Friday, February 10, 2017

A Day by the Bay, Part One: Barview Jetty

Oregon's north coast is a highly popular place to visit all year long. Highway 26 leads out of Portland, heads over the Coast Range, and ends near touristy Seaside. A short drive north leads to artsy Cannon Beach and historic Astoria. While these are excellent destinations (we like them ourselves), when winter lingers long and we need a getaway, we head for a less-traveled part of the north coast: Tillamook County. Of course, that may entail taking winding, narrow Highway 6. Branching off of Highway 26 near the little town of Banks, it twists and gallops over the hills, roughly following the Wilson River. This route is absolutely worth the drive, road conditions permitting. The wild Wilson is known for its limpid, blue-green water and excellent fishing. In addition, Highway 6 passes through the Tillamook State Forest, which is filled with recreational opportunities. Camp, hike, ride ATVs, mountain bikes, or horses. Stop at the visitor's center. But wait...we were going to Barview!

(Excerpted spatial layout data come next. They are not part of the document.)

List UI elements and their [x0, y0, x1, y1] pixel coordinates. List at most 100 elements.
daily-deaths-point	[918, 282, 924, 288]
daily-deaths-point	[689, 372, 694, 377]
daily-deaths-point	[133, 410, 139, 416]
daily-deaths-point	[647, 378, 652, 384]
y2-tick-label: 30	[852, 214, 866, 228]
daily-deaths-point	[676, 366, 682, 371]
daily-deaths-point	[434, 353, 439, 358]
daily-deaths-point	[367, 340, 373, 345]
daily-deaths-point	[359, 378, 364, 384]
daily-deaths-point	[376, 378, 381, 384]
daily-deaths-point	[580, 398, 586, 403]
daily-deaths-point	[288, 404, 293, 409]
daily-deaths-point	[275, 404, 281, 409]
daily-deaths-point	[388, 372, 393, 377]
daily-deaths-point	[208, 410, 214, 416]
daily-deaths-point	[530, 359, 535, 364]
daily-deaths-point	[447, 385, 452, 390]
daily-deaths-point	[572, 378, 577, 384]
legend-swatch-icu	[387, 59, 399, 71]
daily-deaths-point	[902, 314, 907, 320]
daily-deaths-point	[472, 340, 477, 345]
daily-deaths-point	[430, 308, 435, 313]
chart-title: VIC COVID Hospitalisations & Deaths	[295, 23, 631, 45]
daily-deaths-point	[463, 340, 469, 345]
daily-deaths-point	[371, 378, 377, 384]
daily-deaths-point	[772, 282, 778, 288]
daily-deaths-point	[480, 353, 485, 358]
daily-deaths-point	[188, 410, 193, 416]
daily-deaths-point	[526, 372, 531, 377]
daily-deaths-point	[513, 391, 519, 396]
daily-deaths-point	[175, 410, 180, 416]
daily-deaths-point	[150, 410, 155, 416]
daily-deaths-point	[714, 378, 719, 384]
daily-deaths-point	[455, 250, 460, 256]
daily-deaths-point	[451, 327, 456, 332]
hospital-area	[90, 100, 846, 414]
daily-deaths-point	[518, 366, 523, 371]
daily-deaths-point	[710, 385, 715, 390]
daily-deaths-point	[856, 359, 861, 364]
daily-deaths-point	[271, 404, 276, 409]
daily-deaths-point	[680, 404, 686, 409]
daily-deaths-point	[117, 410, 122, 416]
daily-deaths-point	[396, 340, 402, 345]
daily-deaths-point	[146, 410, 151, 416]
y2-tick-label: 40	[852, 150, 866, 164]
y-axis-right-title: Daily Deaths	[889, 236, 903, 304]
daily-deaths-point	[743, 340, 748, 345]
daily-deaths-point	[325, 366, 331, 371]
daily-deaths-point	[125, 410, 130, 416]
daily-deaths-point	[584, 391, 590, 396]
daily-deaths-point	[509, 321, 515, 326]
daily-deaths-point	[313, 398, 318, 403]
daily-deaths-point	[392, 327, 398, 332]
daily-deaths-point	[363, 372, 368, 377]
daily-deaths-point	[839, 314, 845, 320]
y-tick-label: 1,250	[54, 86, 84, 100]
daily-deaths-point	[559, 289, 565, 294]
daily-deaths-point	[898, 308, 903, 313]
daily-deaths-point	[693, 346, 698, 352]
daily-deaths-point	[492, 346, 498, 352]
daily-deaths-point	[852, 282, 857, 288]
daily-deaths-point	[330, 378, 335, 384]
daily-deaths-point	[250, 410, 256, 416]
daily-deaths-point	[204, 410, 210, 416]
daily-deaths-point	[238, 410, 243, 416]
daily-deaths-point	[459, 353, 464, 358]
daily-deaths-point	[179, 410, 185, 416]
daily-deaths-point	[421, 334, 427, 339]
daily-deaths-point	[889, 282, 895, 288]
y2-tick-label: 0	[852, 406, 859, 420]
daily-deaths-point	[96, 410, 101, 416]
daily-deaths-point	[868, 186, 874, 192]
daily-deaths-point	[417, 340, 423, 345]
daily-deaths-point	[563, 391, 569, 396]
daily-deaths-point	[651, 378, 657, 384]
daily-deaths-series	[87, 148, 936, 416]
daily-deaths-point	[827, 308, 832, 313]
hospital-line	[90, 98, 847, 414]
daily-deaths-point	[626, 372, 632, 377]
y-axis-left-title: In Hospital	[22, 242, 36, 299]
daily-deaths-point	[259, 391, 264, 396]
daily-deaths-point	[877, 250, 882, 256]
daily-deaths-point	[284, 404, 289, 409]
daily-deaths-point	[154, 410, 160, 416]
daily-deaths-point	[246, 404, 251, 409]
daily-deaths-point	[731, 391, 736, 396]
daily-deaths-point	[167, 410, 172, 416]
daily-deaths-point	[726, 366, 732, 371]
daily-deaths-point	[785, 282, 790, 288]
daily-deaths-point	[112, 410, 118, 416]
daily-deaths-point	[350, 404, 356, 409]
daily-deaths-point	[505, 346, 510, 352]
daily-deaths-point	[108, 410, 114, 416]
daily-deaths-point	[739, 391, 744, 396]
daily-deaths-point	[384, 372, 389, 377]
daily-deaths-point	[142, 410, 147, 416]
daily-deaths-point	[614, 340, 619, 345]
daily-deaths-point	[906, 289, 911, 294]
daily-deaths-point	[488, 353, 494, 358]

Whether you take Highway 6 or drive to Tillamook from another coastal town, simply head north up Highway 101. You will drive along the edge of Tillamook Bay, through modest Bay City and salty Garibaldi to Barview. If you should find yourself in Rockaway, turn around. You blinked and missed it!

Barview is an interesting, if tiny, settlement. This area was originally inhabited by the Tillamook (or "Killamook") people, who were known for their skillfully-woven baskets and high-quality canoes. By 1900, the community of Barview had formed on the east bank of the bay. In 1908, the Tillamook Bay Lifesaving Station was built here; in fact it still remains, abandoned and derelict, facing an uncertain future. Meanwhile, Barview became a popular jumping-off point for visitors headed to the growing city of Bayocean. A jetty was built on the north side of the bay, but the south side waited many years for its jetty. In the meantime, Bayocean Spit was breached and the town was lost to the sea. Barview, however, stood strong on its sturdy bank. These days, Highway 101 runs alongside the bay with a strip of railroad tracks in between. Homes perch on the narrow sliver of ground betwixt the tracks and the bay.

Look for a humble street heading seaward over the train tracks to Barview Jetty Park. This county park seems to have been built in fits and starts, but they have included almost everything. Park your RV in a wide-open lot? No problem. Tuck your tent into a cozy, treed hideaway? Got it. Rent a cabin? Got that, too. Camp near the jetty itself, exposed to the wind and spray? Certainly. The scent of the ocean breeze mingles with the aroma of campfire smoke as evening creeps in.

Day-use area #1
Not here to camp? There are also two free day-use areas. To reach the first, look to your left at the campground entrance for a small parking lot. This peaceful stop has views over the bay itself and is a good place to relax and watch fishing boats go by. Notice the tip of abandoned Bayocean Spit across the water. There is an old concrete structure here that makes a good lookout.

Day-use area #2
To find the second day-use area, keep going on the road to your left. You will soon be on the base of Barview Jetty itself. Simply pull up and park alongside the channel to watch ocean swells push past the infamous Tillamook Bar, one of the roughest on the coast. No less than five rivers rush through this relatively small gap, and no photograph can truly capture the power of the wrestling water. While many people walk out the jetty to fish, be aware that large waves can suddenly sweep over and pull you in. Click here for maps of the bay and extensive information on safely fishing and clamming in the wide, sometimes treacherous basin.

Look on the north side of the parking lot for a short trail to a half-mile-long ocean beach. You will also find a little bald hill with viewing benches at the top. Its graveled path is long and smooth, so it could potentially be accessible for wheelchairs. This hillock looks out over low, rolling dunes as well as the beach. Bring binoculars to watch for wildlife.

Barview Jetty is a simple park in an often-missed part of the coast, but the locals and the fishermen know it well. If you plan to stay, be sure to book a spot ahead of time if you can (be aware that its popularity makes for relatively high camping fees). Alternately, try Nehalem Bay State Park north of Rockaway or Cape Lookout to the south. Either way, you will discover the north coast's "Roads Less Traveled."